Let $f:[0,1] \to \mathbb R$ be a smooth function, and suppose that $f(x) > f(0)$ for every $0< x \le 1$.
Is it true that $f' \ge 0$ in some neighbourhood of $0$?
$f'(0) \ge 0$, and by the mean value theorem $$ f'(c(x))=\frac{f(x)-f(0)}{x-0}> 0,$$
where $0<c(x)<x$. In particular, by taking $x$ to zero, we can construct a sequences $x_n \to 0$ satisfying $f'(x_n) >0$. I am not sure how to proceed from here.
Is there some pathological counter-example?
On
For completeness, let me note that one can also create an explicit example:
$$f(x)=\begin{cases}\left(\sin^2\left(\frac 1x\right)+e^{-\frac{1}{x^2}}\right)e^{-\frac{1}{|x|}}\ &x\neq 0\\0\ &x=0\end{cases}$$
Its derivative (with $x>0$) is
$$f'(x)=\left[e^{-\frac{1}{x^2}}\left(1+\frac{2}{x}\right)+\sin\left(\frac1x\right)\left(\sin\left(\frac{1}{x}\right)-2\cos\left(\frac1x\right)\right)\right]\frac{e^{-\frac{1}{x}}}{x^2}$$
As the first term inside the square brackets can be made as small as necessary while the second one oscillates infinitely often between $1$ and $\approx-0.61$, it is easy to see that the derivative has infinite negative values around $0$.
While you can probably come up with some explicit combination of exponential and trigonometric functions that is a counterexample, I find it much more enlightening to instead just cobble one together with bump functions.
Start with a smooth function $\varphi:[0,1]\to\mathbb{R}$ which is identically $0$ in neighborhoods of $0$ and $1$, nonnegative on $[0,1/2]$, nonpositive on $[1/2,1]$ (and negative somewhere) and has positive integral. (So, it jumps up to positive values somewhere in the middle of $[0,1/2]$, jumps down to negative values somewhere in $[1/2,1]$, and the positive values have a larger integral than the negative values.)
Now pick a shrinking sequence of disjoint intervals $[a_n,b_n]$ approaching $0$ and consider a function $g:[0,1]\to\mathbb{R}$ which is $0$ except on the intervals $[a_n,b_n]$, and on each $[a_n,b_n]$ is given by $g(x)=c_n\varphi(\frac{x-a_n}{b_n-a_n})$ for some $c_n>0$. If we pick the coefficients $c_n$ to shrink fast enough, then all the derivatives $g^{(k)}(x)$ will approach $0$ as $x\to 0$ and so $g$ will be smooth even at $0$.
Finally, define $f(x)=\int_0^xg(t)\,dt$. Then $f$ is smooth because $g$ is.

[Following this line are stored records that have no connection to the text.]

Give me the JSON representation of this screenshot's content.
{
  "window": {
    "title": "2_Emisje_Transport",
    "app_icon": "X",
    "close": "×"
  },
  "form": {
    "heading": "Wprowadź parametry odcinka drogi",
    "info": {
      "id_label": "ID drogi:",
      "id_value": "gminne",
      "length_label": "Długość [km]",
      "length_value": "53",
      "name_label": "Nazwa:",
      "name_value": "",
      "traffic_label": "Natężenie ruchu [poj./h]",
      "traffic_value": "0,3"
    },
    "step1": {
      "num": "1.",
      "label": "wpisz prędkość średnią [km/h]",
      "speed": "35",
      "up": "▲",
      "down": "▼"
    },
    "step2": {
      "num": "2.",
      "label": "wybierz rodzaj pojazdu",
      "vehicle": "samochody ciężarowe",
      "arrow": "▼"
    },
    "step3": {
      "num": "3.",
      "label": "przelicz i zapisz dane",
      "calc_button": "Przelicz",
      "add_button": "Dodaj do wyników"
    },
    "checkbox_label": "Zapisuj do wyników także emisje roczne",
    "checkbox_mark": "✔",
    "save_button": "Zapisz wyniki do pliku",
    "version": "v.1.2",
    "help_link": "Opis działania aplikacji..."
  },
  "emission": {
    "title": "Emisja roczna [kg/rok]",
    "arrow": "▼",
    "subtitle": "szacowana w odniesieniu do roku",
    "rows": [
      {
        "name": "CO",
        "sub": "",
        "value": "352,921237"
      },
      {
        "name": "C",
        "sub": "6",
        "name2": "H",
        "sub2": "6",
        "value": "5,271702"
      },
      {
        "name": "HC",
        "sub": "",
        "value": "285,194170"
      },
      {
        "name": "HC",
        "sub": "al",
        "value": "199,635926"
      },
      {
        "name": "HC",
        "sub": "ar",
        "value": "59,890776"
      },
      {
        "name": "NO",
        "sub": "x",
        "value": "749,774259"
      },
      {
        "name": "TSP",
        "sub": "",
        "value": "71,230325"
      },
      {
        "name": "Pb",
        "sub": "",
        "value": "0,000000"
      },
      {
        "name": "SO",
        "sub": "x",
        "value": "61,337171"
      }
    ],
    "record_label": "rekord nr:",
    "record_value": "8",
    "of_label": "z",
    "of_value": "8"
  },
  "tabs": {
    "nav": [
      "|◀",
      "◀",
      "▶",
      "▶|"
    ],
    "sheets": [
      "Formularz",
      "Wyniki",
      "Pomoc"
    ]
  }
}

Also, $f(x)>0=f(0)$ for all $x>0$, by our choice of $\varphi$, since the integral of $\varphi$ is positive and moreover the integral of $\varphi$ over $[0,s]$ is still nonnegative for any $s\in [0,1]$ (so if $x$ is in the middle of one of the intervals $[a_n,b_n]$, the integral of $g$ over the first part of that interval will not be negative). But $f'=g$ is negative on points of every interval $[a_n,b_n]$, and these points get arbitrarily close to $0$.